A fresh take on quantum computing recently earned Physics Ph.D. student Eric Switzer an industry prize at an annual symposium.
Switzer, advised by Pegasus Professor and UCF Trustee Chair Professor Talat S. Rahman, Ph.D., walked away with the IBM-Zerner Graduate Student Award at the Sanibel Symposium based on a poster he presented exploring the use of resonances in small molecule-based magnets, which could be used in the next generation of quantum computers.
Unlike traditional computers that rely on binary 1s and 0s, quantum computers have a far greater range of options. Switzer’s research demonstrated the theoretical possibility of using the resonance, which he and his collaborators call a “DJ resonance”, to enable and control entanglement in three-spin particle systems.

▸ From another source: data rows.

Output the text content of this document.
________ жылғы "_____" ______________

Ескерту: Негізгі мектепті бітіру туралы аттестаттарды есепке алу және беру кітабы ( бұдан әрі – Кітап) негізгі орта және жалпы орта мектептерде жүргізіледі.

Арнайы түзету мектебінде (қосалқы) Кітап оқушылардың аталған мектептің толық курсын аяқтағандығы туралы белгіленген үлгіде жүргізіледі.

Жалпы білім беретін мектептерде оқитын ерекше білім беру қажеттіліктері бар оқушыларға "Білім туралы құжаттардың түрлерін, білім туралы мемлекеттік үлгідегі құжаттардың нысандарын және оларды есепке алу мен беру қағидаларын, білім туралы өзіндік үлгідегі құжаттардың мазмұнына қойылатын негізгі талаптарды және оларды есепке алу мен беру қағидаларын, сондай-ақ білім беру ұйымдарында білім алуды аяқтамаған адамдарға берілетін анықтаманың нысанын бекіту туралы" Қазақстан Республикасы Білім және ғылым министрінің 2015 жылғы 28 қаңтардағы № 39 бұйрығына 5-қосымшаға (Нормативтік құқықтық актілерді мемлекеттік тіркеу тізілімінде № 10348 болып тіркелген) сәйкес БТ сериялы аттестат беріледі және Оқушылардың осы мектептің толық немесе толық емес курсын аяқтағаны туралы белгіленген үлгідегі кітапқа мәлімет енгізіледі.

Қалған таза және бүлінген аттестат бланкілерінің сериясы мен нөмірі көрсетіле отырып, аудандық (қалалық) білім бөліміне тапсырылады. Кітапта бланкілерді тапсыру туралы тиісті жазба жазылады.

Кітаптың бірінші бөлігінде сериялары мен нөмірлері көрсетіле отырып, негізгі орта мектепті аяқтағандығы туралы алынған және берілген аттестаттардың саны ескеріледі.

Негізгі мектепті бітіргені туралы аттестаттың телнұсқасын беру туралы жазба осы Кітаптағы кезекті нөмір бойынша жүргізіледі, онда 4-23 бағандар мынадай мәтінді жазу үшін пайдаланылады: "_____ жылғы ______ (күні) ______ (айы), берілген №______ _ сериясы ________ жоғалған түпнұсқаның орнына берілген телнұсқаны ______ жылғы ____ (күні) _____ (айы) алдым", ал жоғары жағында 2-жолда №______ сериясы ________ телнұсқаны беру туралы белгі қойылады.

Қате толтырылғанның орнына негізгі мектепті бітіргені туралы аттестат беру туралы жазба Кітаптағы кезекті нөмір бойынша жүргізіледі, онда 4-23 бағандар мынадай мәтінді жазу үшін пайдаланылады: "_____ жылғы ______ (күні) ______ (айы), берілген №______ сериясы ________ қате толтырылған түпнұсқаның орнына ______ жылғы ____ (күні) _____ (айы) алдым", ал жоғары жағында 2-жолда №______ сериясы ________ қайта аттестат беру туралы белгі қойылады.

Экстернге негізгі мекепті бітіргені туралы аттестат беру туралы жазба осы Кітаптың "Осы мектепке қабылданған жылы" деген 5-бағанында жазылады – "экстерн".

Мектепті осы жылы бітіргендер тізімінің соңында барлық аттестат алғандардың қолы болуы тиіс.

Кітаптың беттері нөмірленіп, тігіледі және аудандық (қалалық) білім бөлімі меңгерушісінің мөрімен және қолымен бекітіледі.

The Sanibel Symposium, now in its 61st year, promotes collaboration and communication among experts in the fields of quantum chemistry and many-body quantum mechanics in molecular and materials physics.
Switzer is excited to play a part in creating bigger and better quantum computers.
“We’re going to continue this research and explore how to take this from theoretical to physical,” he said.
This work is supported by the U.S. Department of Energy through an Energy Frontier Research Center grant awarded to the University of Florida; Rahman is one of the principal investigators on the project.